A woman in her 40s was awarded £330,000 compensation after her ureter was cut and she was inadvertently sterilised during gynaecological surgery at Royal Bolton Hospital.
Since 2016, our client had been suffering with persistent pelvic pain and heavy periods which was found to be due to enlarging cysts on both ovaries. She had initially decided against surgery, opting for hormone medication to control symptoms. However, when her pain worsened over a 12-month period, she changed her mind and agreed to have the cysts surgically removed.
C was never informed of the potential risk of ureteric damage during keyhole surgery. The ureter is one of the tubes that carry urine from the kidneys to the bladder. Ureters are delicate structures at risk of being easily cut during medical procedures relating to the pelvis. Therefore, surgeons are expected to take precautions to protect the ureters during gynaecological procedures.
C was advised that her ovaries would only be removed if absolutely necessary; she was 38 and already had three children but wanted to expand her family.
About the injury
In February 2018, during the two-hour operation, the gynaecological surgeon found a large endometrioma, also called a ‘chocolate cyst’ on C’s right ovary that instantly burst. This type of cyst is filled with menstrual blood and usually linked to endometriosis, but no other evidence of endometriosis was found. The surgeon concluded that it was actually a haemorrhagic cyst (an ovarian cyst that bleeds) which would not impact C’s chance of becoming pregnant again.
C had significant scar tissue connecting the bowel to the top of her womb, preventing the left ovarian cyst from being easily removed. A colorectal surgeon was called to remove some of the scar tissue to allow for better visualisation of the ureters. These were found to be normal and separate from the cyst.
During recovery, C was told the surgery had gone well without complications. The left cyst had been drained and the right cyst had been removed. Her pain had subsided somewhat and was manageable with painkillers. She was discharged the following day.

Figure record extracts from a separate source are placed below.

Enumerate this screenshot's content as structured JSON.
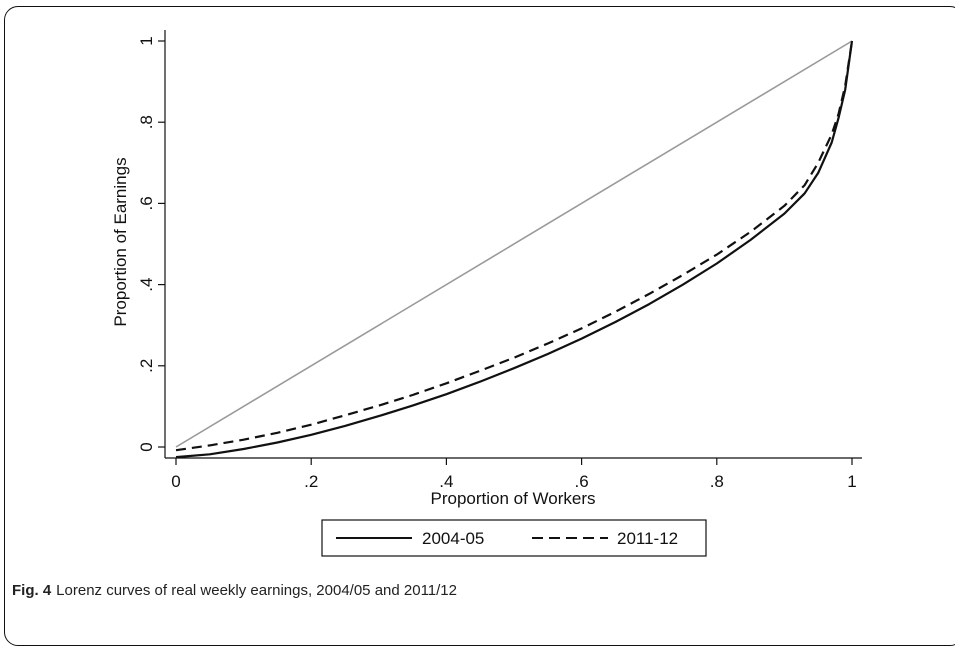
{
  "caption": {
    "label": "Fig. 4",
    "text": "Lorenz curves of real weekly earnings, 2004/05 and 2011/12"
  },
  "chart_data": {
    "type": "line",
    "title": "",
    "xlabel": "Proportion of Workers",
    "ylabel": "Proportion of Earnings",
    "xlim": [
      0,
      1
    ],
    "ylim": [
      -0.02,
      1
    ],
    "x_ticks": [
      {
        "value": 0,
        "label": "0"
      },
      {
        "value": 0.2,
        "label": ".2"
      },
      {
        "value": 0.4,
        "label": ".4"
      },
      {
        "value": 0.6,
        "label": ".6"
      },
      {
        "value": 0.8,
        "label": ".8"
      },
      {
        "value": 1,
        "label": "1"
      }
    ],
    "y_ticks": [
      {
        "value": 0,
        "label": "0"
      },
      {
        "value": 0.2,
        "label": ".2"
      },
      {
        "value": 0.4,
        "label": ".4"
      },
      {
        "value": 0.6,
        "label": ".6"
      },
      {
        "value": 0.8,
        "label": ".8"
      },
      {
        "value": 1,
        "label": "1"
      }
    ],
    "grid": false,
    "legend_position": "bottom",
    "series": [
      {
        "name": "2004-05",
        "style": "solid",
        "color": "#111111",
        "x": [
          0,
          0.05,
          0.1,
          0.15,
          0.2,
          0.25,
          0.3,
          0.35,
          0.4,
          0.45,
          0.5,
          0.55,
          0.6,
          0.65,
          0.7,
          0.75,
          0.8,
          0.85,
          0.9,
          0.93,
          0.95,
          0.97,
          0.98,
          0.99,
          1.0
        ],
        "y": [
          -0.025,
          -0.018,
          -0.005,
          0.011,
          0.03,
          0.052,
          0.076,
          0.102,
          0.13,
          0.161,
          0.194,
          0.229,
          0.267,
          0.308,
          0.352,
          0.4,
          0.452,
          0.51,
          0.575,
          0.625,
          0.675,
          0.75,
          0.81,
          0.88,
          1.0
        ]
      },
      {
        "name": "2011-12",
        "style": "dashed",
        "color": "#111111",
        "x": [
          0,
          0.05,
          0.1,
          0.15,
          0.2,
          0.25,
          0.3,
          0.35,
          0.4,
          0.45,
          0.5,
          0.55,
          0.6,
          0.65,
          0.7,
          0.75,
          0.8,
          0.85,
          0.9,
          0.93,
          0.95,
          0.97,
          0.98,
          0.99,
          1.0
        ],
        "y": [
          -0.008,
          0.004,
          0.018,
          0.035,
          0.055,
          0.078,
          0.102,
          0.128,
          0.157,
          0.188,
          0.22,
          0.255,
          0.292,
          0.333,
          0.377,
          0.424,
          0.474,
          0.53,
          0.594,
          0.645,
          0.7,
          0.77,
          0.82,
          0.89,
          1.0
        ]
      }
    ],
    "equality_line": {
      "color": "#9a9a9a",
      "x": [
        0,
        1
      ],
      "y": [
        0,
        1
      ]
    }
  }
}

However, a few days later she went to A&E at Pennine Acute Hospital in Manchester with abdominal pain and vomiting. The on-call gynaecology SHO prescribed C antibiotics and advised for her to attend a gynaecology assessment back at Bolton. Two days later our client went to A&E at Bolton Hospital with increasing abdominal pain.
A CT scan showed two large abscesses in the pelvis, signs of infection in the abdomen, a swollen kidney filled with urine, and both lungs partially collapsed. The abscesses were drained which confirmed the fluid build-up was urine. This indicated that a ureter had been damaged during the keyhole surgery. It was found to have been completely cut through the middle and C needed further surgery to reconnect (reimplant) the ureter to the bladder.
How our client was affected by the injury
C developed incontinence that requires long-term medication. Due to scar tissue, C’s ureter had become restricted and she underwent dilation in 2022. She will probably need further urological procedures in the future, including life-long Botox injections.
C will also never be able to fall pregnant naturally again after the surgeon unknowingly removed part of C’s fallopian tube during the cyst removal. This led to the breakdown of her relationship and depression. She admitted that she feels like life isn’t worth living at times but carries on for her three children who help care for her.
C had been experiencing periods of excruciating pain that radiate from her back into her abdomen and down her stomach. Caroline sought the opinion of a pain expert to explain why C had pain in her back despite there being nothing wrong with C’s spine on X-rays and MRI scans. The pain expert felt C had developed a chronic post-operative pain disorder associated with psychological and social dysfunction. After the urological dilation procedure in December 2022, C had felt some relief from some pain symptoms but was expected to continue to suffer some degree of ongoing chronic pain symptoms. It was hoped some further improvements might be achieved with ongoing rehabilitation.
The Defendant Trust admitted liability early on in the claim which enabled Caroline to apply for interim payments – those being sums of money paid before the full and final agreement was reached. This meant that C could begin private rehabilitation to manage, and improve, both her physical and psychological pain.
The case eventually settled out of court in January 2023 at £330,000. This included £100,000 in general damages for C’s pain and suffering during the surgery, and subsequent infertility, chronic pain and further procedures. The compensation also included special damages (i.e., financial losses past and future) for, amongst other things, past care and rehab costs and future life-long medical expenses.